Chapter One: The Psychological Legacy of Slavery
In this first chapter of his book titled ‘Breaking the Chains of Psychological Slavery’, the author Na Terri Akbar seeks to portray in the minds of African Americans the effects of the violence and unnaturality of 300 years of slavery, which has significantly contributed to extreme psychological and social shocks. This chapter introduces a set of key points like jobs, land, leadership, clowns, personal inferiority, the division of the group, and prejudice against families and colours. Furthermore, the minds of black and white people are the same, but the disparity is due to the skewed knowledge about the white people and the lack of information about the black people who have been marginalised in every way. Accordingly, the author states that African-American attitude towards work was extremely devastating as it was totally distorted. Despite one hundred years after slavery being removed, African-Americans still hate work to a greater extent. Accordingly, work is identified as a punishment and inferiority stamp. Slaves equated work enslavement and freedom with avoidance of work. In addition, work was identified as the activity of underdog and was difficult to view from the aspect of pride. It has been admitted that African-Americans have develop numerous habits in order to avoid work. It is crucial to postulate disagreement regarding this view of the author as work in the current society is looked as a pride to express oneself. Moreover, work is a vital source to supply and meet survival needs (Akbar 1-26).

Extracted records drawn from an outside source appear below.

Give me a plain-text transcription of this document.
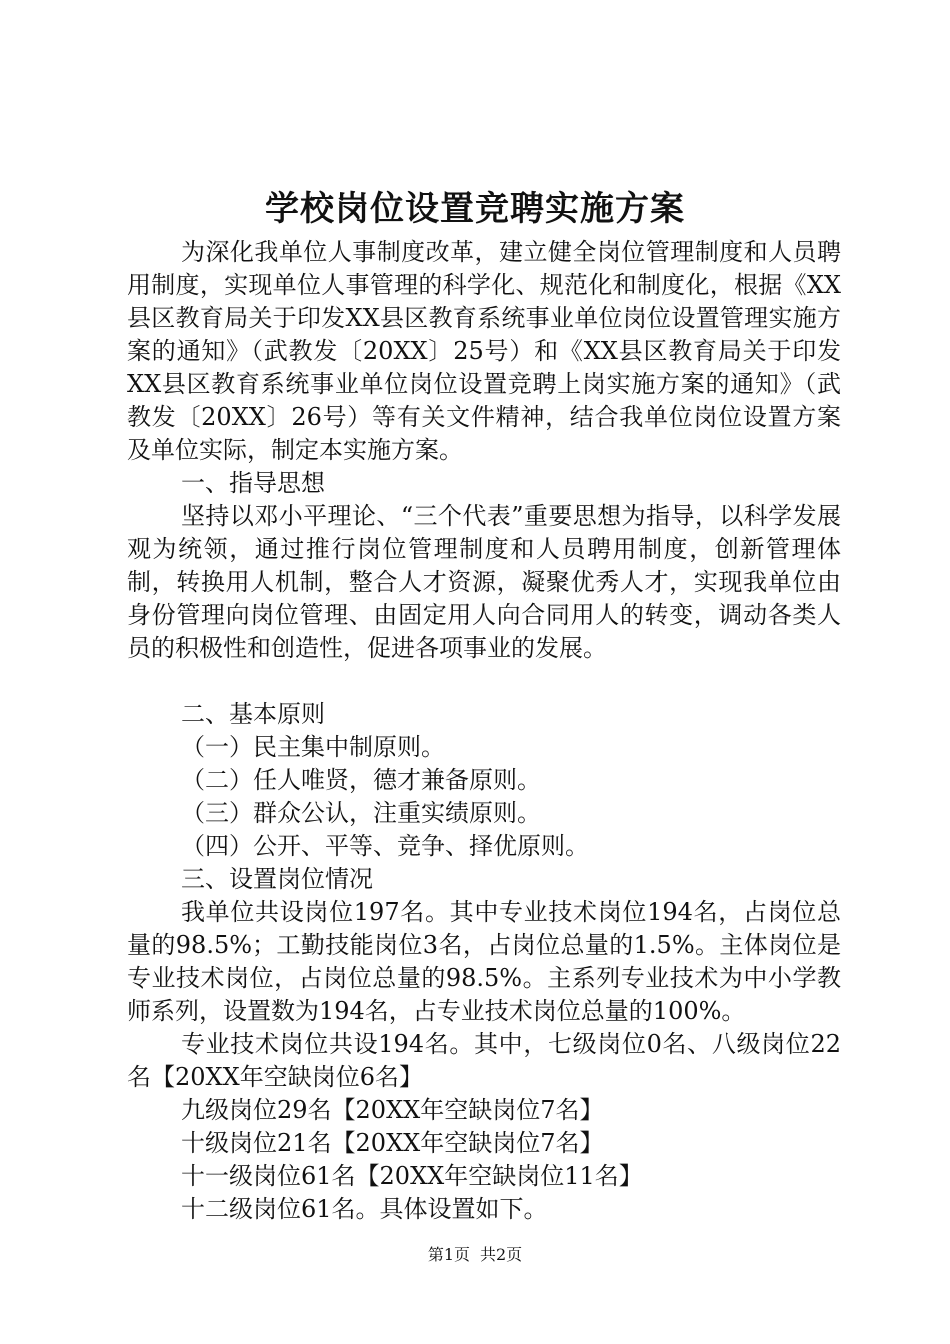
学校岗位设置竞聘实施方案

为深化我单位人事制度改革，建立健全岗位管理制度和人员聘用制度，实现单位人事管理的科学化、规范化和制度化，根据《XX县区教育局关于印发XX县区教育系统事业单位岗位设置管理实施方案的通知》（武教发〔20XX〕25号）和《XX县区教育局关于印发XX县区教育系统事业单位岗位设置竞聘上岗实施方案的通知》（武教发〔20XX〕26号）等有关文件精神，结合我单位岗位设置方案及单位实际，制定本实施方案。

一、指导思想

坚持以邓小平理论、“三个代表”重要思想为指导，以科学发展观为统领，通过推行岗位管理制度和人员聘用制度，创新管理体制，转换用人机制，整合人才资源，凝聚优秀人才，实现我单位由身份管理向岗位管理、由固定用人向合同用人的转变，调动各类人员的积极性和创造性，促进各项事业的发展。

二、基本原则

（一）民主集中制原则。

（二）任人唯贤，德才兼备原则。

（三）群众公认，注重实绩原则。

（四）公开、平等、竞争、择优原则。

三、设置岗位情况

我单位共设岗位197名。其中专业技术岗位194名，占岗位总量的98.5%；工勤技能岗位3名，占岗位总量的1.5%。主体岗位是专业技术岗位，占岗位总量的98.5%。主系列专业技术为中小学教师系列，设置数为194名，占专业技术岗位总量的100%。

专业技术岗位共设194名。其中，七级岗位0名、八级岗位22名【20XX年空缺岗位6名】

九级岗位29名【20XX年空缺岗位7名】

十级岗位21名【20XX年空缺岗位7名】

十一级岗位61名【20XX年空缺岗位11名】

十二级岗位61名。具体设置如下。

第1页 共2页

Another potential impact of slavery that has been highlighted in the book is related to leadership. Accordingly, the author reflects on the aspects of leadership viewed during slavery. In this context, the author intends to convince that during slavery, any slave who began to emerge as a natural head was either eliminated/killed or ridiculed. Instead, trained and skilled leaders were chosen to stand for the welfare of the master. Correspondingly, a long-standing view conditioned towards rejecting natural and strong leadership has been argued to stifle the development of such leaders and the author asserted that still African-Americans respond to such leadership with rejection. Concerning the leadership perspective illustrated in the first chapter of the book, it can be admitted still people are prudent in choosing their leaders. The view propagated by the author can be agreed upon that African-American population has grown out from slavery who often reveals disrespect towards leadership (Akbar 1-26).

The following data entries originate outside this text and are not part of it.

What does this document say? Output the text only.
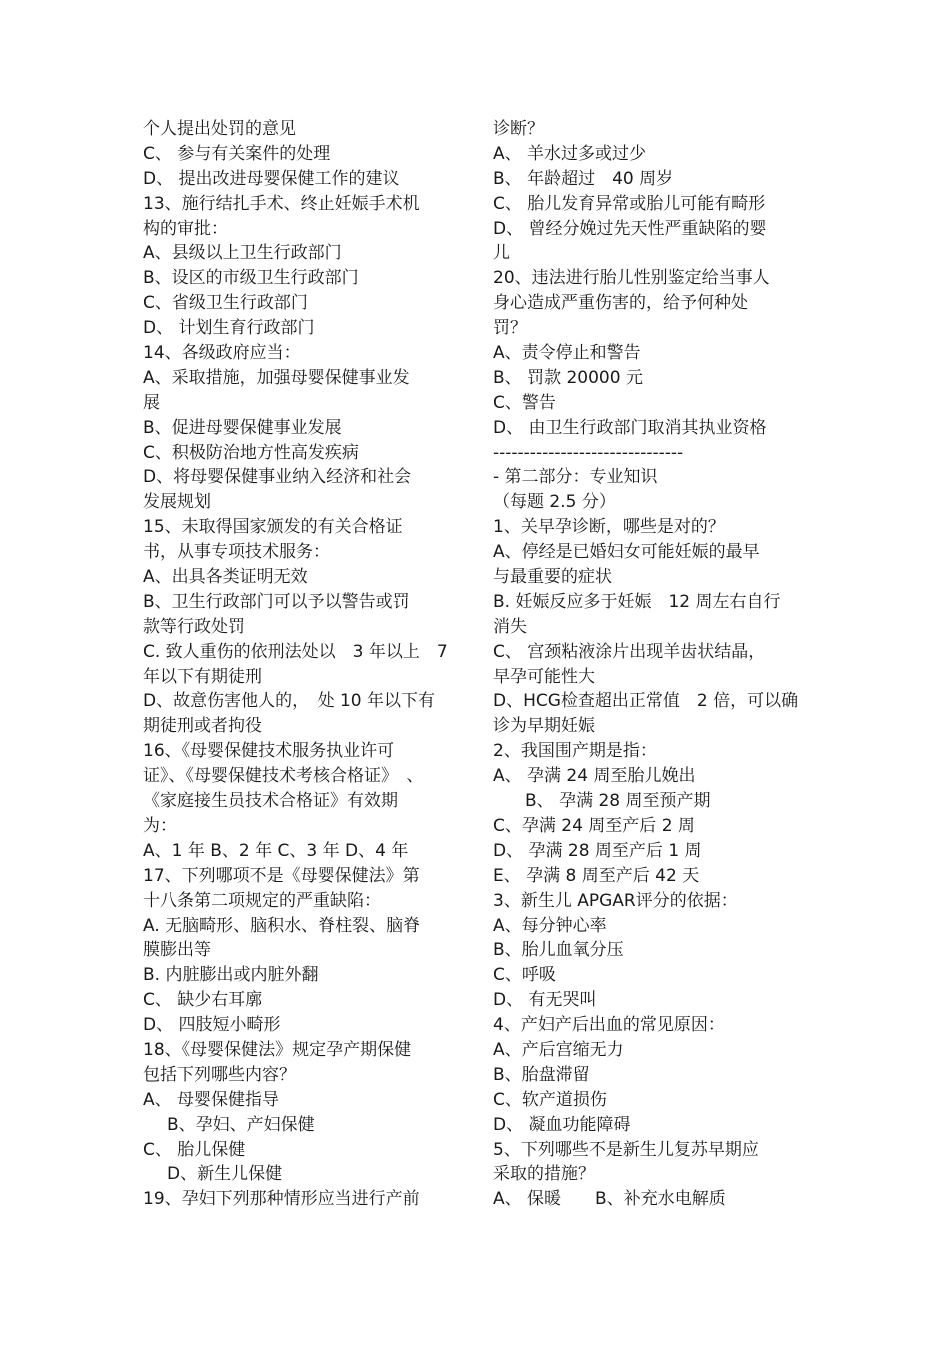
个人提出处罚的意见
C、 参与有关案件的处理
D、 提出改进母婴保健工作的建议
13、施行结扎手术、终止妊娠手术机
构的审批：
A、县级以上卫生行政部门
B、设区的市级卫生行政部门
C、省级卫生行政部门
D、 计划生育行政部门
14、各级政府应当：
A、采取措施，加强母婴保健事业发
展
B、促进母婴保健事业发展
C、积极防治地方性高发疾病
D、将母婴保健事业纳入经济和社会
发展规划
15、未取得国家颁发的有关合格证
书，从事专项技术服务：
A、出具各类证明无效
B、卫生行政部门可以予以警告或罚
款等行政处罚
C. 致人重伤的依刑法处以　3 年以上　7
年以下有期徒刑
D、故意伤害他人的，　处 10 年以下有
期徒刑或者拘役
16、《母婴保健技术服务执业许可
证》、《母婴保健技术考核合格证》　、
《家庭接生员技术合格证》有效期
为：
A、1 年 B、2 年 C、3 年 D、4 年
17、下列哪项不是《母婴保健法》第
十八条第二项规定的严重缺陷：
A. 无脑畸形、脑积水、脊柱裂、脑脊
膜膨出等
B. 内脏膨出或内脏外翻
C、 缺少右耳廓
D、 四肢短小畸形
18、《母婴保健法》规定孕产期保健
包括下列哪些内容？
A、 母婴保健指导
B、孕妇、产妇保健
C、 胎儿保健
D、新生儿保健
19、孕妇下列那种情形应当进行产前
诊断？
A、 羊水过多或过少
B、 年龄超过　40 周岁
C、 胎儿发育异常或胎儿可能有畸形
D、 曾经分娩过先天性严重缺陷的婴
儿
20、违法进行胎儿性别鉴定给当事人
身心造成严重伤害的，给予何种处
罚？
A、责令停止和警告
B、 罚款 20000 元
C、警告
D、 由卫生行政部门取消其执业资格
-------------------------------
- 第二部分：专业知识
（每题 2.5 分）
1、关早孕诊断，哪些是对的？
A、停经是已婚妇女可能妊娠的最早
与最重要的症状
B. 妊娠反应多于妊娠　12 周左右自行
消失
C、 宫颈粘液涂片出现羊齿状结晶，
早孕可能性大
D、HCG检查超出正常值　2 倍，可以确
诊为早期妊娠
2、我国围产期是指：
A、 孕满 24 周至胎儿娩出
B、 孕满 28 周至预产期
C、孕满 24 周至产后 2 周
D、 孕满 28 周至产后 1 周
E、 孕满 8 周至产后 42 天
3、新生儿 APGAR评分的依据：
A、每分钟心率
B、胎儿血氧分压
C、呼吸
D、 有无哭叫
4、产妇产后出血的常见原因：
A、产后宫缩无力
B、胎盘滞留
C、软产道损伤
D、 凝血功能障碍
5、下列哪些不是新生儿复苏早期应
采取的措施？
A、 保暖　　B、补充水电解质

Chapter Two: Liberation from Mental Slavery
The chapter i.e. liberation from mental slavery provides a few prominent strategies for breaking the psychological chain of slavery. In this regard, it can be agreed that the mind of every individual is guided by natural programming and people only recognize themselves and what they are taught. In this chapter, the author strives to communicate that human beings are unique species and the ability of self-consciousness makes them different from other animals in the world. The author in this regard proclaims that people have no feelings of limitation and possess the aspect of self-knowledge that facilitates them to keep on progressing. The author asserts that people tend to possess one limitation that may prevent their progression which predominately lies on their ignorance (Akbar 27-48).
Furthermore, from the author’s perspective, human beings are amid the forms who can engage in self-murder with an intention which is unacceptable in society. The argument primarily reflects that people generally worked in order to create a circumstance that can help to maximize the consciousness in them. Furthermore, it can be firmly agreed that human slavery is a gradual process wherein the minds of people are usually controlled by the other. Correspondingly, other people abide by the suit as and when they lose their self-consciousness and end up being imprisoned. It has been proclaimed that liberal achievement is an underlying theme. Congruently, the strategies propagated by the author to rationalize social and political tradition in order to liberalize can be agreed upon (Akbar 27-48).

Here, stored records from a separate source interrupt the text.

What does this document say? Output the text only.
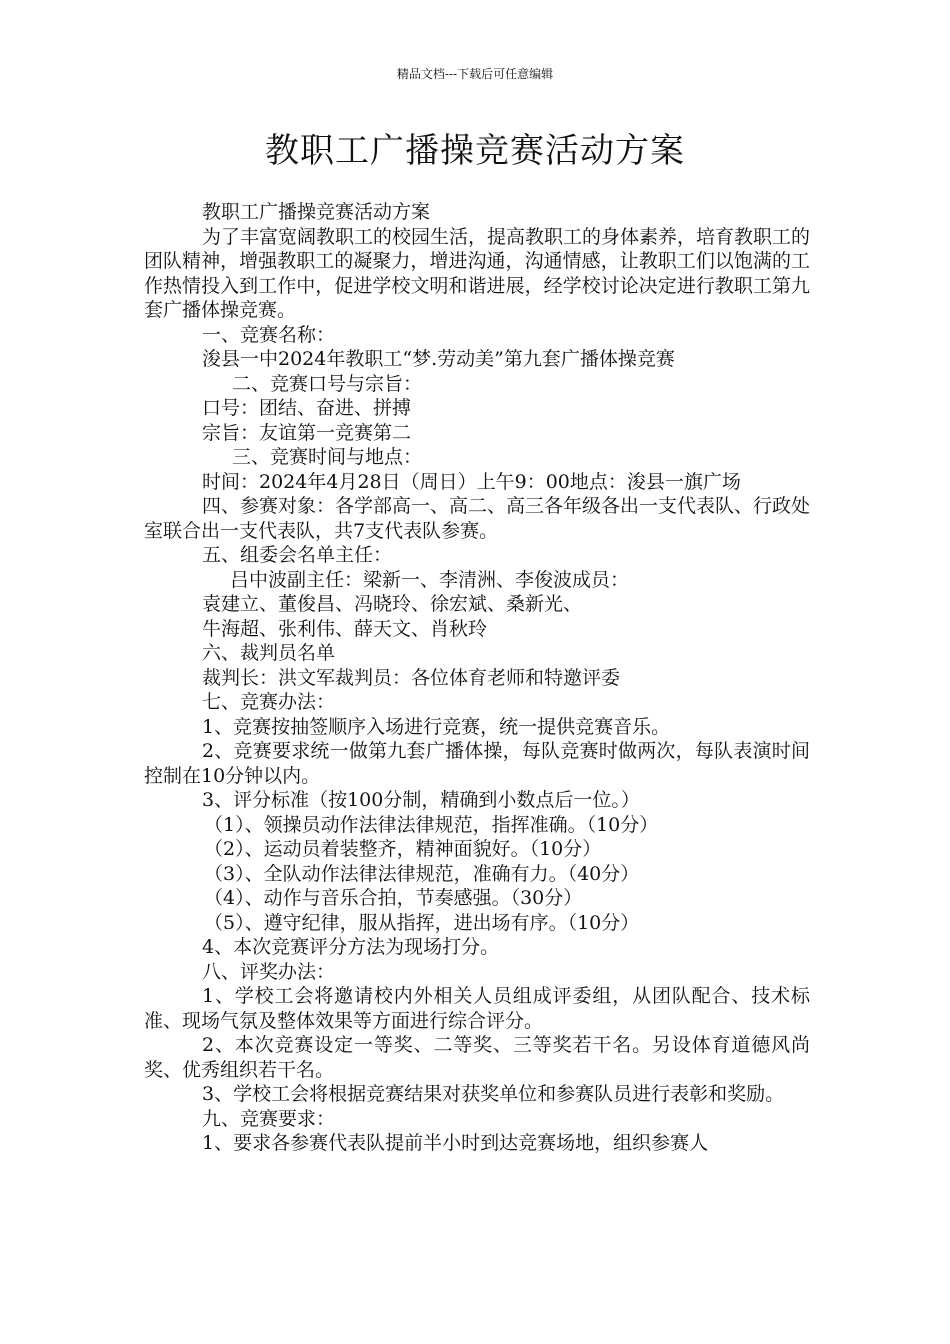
精品文档---下载后可任意编辑
教职工广播操竞赛活动方案

教职工广播操竞赛活动方案

为了丰富宽阔教职工的校园生活，提高教职工的身体素养，培育教职工的团队精神，增强教职工的凝聚力，增进沟通，沟通情感，让教职工们以饱满的工作热情投入到工作中，促进学校文明和谐进展，经学校讨论决定进行教职工第九套广播体操竞赛。

一、竞赛名称：

浚县一中2024年教职工“梦.劳动美”第九套广播体操竞赛

二、竞赛口号与宗旨：

口号：团结、奋进、拼搏

宗旨：友谊第一竞赛第二

三、竞赛时间与地点：

时间：2024年4月28日（周日）上午9：00地点：浚县一旗广场

四、参赛对象：各学部高一、高二、高三各年级各出一支代表队、行政处室联合出一支代表队，共7支代表队参赛。

五、组委会名单主任：

吕中波副主任：梁新一、李清洲、李俊波成员：

袁建立、董俊昌、冯晓玲、徐宏斌、桑新光、

牛海超、张利伟、薛天文、肖秋玲

六、裁判员名单

裁判长：洪文军裁判员：各位体育老师和特邀评委

七、竞赛办法：

1、竞赛按抽签顺序入场进行竞赛，统一提供竞赛音乐。

2、竞赛要求统一做第九套广播体操，每队竞赛时做两次，每队表演时间控制在10分钟以内。

3、评分标准（按100分制，精确到小数点后一位。）

（1）、领操员动作法律法律规范，指挥准确。（10分）

（2）、运动员着装整齐，精神面貌好。（10分）

（3）、全队动作法律法律规范，准确有力。（40分）

（4）、动作与音乐合拍，节奏感强。（30分）

（5）、遵守纪律，服从指挥，进出场有序。（10分）

4、本次竞赛评分方法为现场打分。

八、评奖办法：

1、学校工会将邀请校内外相关人员组成评委组，从团队配合、技术标准、现场气氛及整体效果等方面进行综合评分。

2、本次竞赛设定一等奖、二等奖、三等奖若干名。另设体育道德风尚奖、优秀组织若干名。

3、学校工会将根据竞赛结果对获奖单位和参赛队员进行表彰和奖励。

九、竞赛要求：

1、要求各参赛代表队提前半小时到达竞赛场地，组织参赛人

Chapter Three: Racial Religious Inquiry and Psychological Confusion
The third chapter of the book reveals the most controversial part focusing on racial religious imagery and psychological confusion. The author in this chapter continuously strives to explore the influence of Caucasian images for worship on the psychology of African-Americans. From the perspective of the author, the assignment of particular characteristics of God is the most destructive idea in the world. Correspondingly, it has been ascertained from the book that the potential of an individual is adversely influenced by the feeling of divinity acquired by the people and those people who are made to feel that their images are closer to that of God. In this regard, the author stressed upon the consideration that over the years the African-American population has the picture of God that was presented always felt inferior. The author strongly emphasizes that it is crucial to get rid of narrow-mindedness or a narrow image of God. It can be agreed that it is crucial to understand the concept of commonality among the African-American population instead of focusing on factors that differentiate people. It can be affirmed that in order to overcome such thinking, people must unify their mental state (Akbar 49-70).
Ego inflation as considered by the author is the one of the major consequences when people start to formulate idea that they are God. It has been asserted by the author that such thinking prevents people to grow and change as they believe themselves to be perfect. The author states that racism or the effect of racial images has emerged to be more powerful than faith. It has been firmly supported in the book that narrow–mindedness about the God limits the perspective of individuals and restricts the true potential. The author asserted that although education passes from generation to generation, the behaviors and attitudes will tend to persist unless narrow mindedness is demolished (Akbar 49-70). This viewpoint of author can be firmly supported and agreed upon as it is crucial for people to overcome the shadow of narrow mindedness regarding the image of creator. This can facilitate to ensure a broader outlook towards the surroundings at large.
- Akbar, Naʼim. Breaking the Chains of Psychological Slavery. United States of America: Mind Productions & Associates, 1996. Print.